Back during high school, one of the most interesting academic experiences I have ever been a part of took place. My senior year English class with Mr. Schuster was nothing if not unique. The part of that class that had the most lasting impact on me was a project we did that lasted nearly a month. The project consisted of writing a poem and finding a song that reflected the mood or emotion expressed by the poem. Appropriately, this project was referred to as our song-poems.
The poem I wrote was entitled "blank white wall", and reflected my disillusionment with the disparity between life as it could be and life as it is. The song that I believed best fit the poem was "Imagine" by John Lennon, a song that speaks for itself. My song-poem combination was nothing special, and is nothing to brag on. This is not the purpose of my telling this story.
The purpose is what happened after I finished my presentation. Mr. Schuster spent a moment reflecting on what I had written and the song I had played, and then introduced me to something that would impact my life greatly. He pulled out a copy of Walt Whitman's Leaves of Grass and read out a passage from Whitman's poem Song of the Open Road. The passage he read was the following:
My call is the call of battle—I nourish active rebellion;
He going with me must go well arm’d;
He going with me goes often with spare diet, poverty, angry enemies, desertions.
In that moment, my teacher recognized something in me that I had failed to recognize in myself. I am a warrior at heart. I am a man in need of a battle to fight. It isn't that I look for problems or points of contention. Rather, I need a cause to fight for. I need a purpose that will wake me up in the morning and drive me throughout the day. I need to be challenged. I need something to believe in.

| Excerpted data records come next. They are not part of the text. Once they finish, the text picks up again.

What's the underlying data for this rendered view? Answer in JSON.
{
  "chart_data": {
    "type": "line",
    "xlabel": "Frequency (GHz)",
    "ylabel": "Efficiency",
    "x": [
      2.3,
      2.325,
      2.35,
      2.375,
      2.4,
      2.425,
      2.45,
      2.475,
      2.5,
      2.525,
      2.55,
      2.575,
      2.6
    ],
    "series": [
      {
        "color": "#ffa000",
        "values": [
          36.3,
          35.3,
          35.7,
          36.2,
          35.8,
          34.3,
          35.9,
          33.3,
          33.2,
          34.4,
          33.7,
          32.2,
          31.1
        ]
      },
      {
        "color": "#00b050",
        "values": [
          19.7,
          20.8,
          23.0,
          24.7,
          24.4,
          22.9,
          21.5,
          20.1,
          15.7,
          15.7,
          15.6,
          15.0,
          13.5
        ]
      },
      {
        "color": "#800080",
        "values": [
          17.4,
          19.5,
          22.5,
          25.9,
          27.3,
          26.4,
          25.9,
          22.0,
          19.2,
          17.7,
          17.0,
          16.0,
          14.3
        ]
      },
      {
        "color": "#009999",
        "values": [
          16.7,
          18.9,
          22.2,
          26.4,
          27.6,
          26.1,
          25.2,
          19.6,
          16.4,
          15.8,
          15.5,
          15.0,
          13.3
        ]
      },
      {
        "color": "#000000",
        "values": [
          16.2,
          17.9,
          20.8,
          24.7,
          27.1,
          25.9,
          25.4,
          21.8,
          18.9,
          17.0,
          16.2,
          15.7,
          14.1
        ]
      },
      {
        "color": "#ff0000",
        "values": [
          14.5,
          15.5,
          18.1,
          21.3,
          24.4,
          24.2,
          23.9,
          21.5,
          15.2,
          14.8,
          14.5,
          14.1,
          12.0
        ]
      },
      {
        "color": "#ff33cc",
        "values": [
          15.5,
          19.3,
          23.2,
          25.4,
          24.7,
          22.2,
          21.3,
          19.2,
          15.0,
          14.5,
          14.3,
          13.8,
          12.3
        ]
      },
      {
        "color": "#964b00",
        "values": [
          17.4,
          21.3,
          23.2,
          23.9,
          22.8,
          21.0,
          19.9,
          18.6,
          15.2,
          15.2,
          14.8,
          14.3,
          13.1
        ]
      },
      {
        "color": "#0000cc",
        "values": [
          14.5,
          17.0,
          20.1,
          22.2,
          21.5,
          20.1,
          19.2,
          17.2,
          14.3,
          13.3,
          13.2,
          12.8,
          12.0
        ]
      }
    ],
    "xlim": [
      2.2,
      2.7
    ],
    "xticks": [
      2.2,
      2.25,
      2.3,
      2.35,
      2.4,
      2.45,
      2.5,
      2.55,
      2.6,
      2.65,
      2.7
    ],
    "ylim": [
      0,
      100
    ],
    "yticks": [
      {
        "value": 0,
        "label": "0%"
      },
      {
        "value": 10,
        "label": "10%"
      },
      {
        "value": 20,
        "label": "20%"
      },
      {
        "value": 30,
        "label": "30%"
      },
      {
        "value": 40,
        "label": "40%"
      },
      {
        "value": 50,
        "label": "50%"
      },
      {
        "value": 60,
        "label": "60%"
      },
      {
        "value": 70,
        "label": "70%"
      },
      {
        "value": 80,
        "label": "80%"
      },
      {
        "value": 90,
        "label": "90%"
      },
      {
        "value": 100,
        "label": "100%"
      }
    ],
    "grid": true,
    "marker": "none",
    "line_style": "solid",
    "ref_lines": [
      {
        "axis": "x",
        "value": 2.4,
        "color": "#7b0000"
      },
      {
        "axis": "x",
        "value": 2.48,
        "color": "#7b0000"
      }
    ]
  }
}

The quest I find myself on each day is to identify what cause drives my soul and stirs my heart. The quest is to find what I am passionate about. As I discover these things, I will share them here. I have identified some at this juncture in my journey, and I will write concerning them in the future. Hence the "part 1" in the title of this post. They stir my heart. Perhaps they will stir your heart as well.
Just remember, he going with me will be hungry, poor and unpopular more often than not. But I welcome you to come along. Lord knows I could use the company.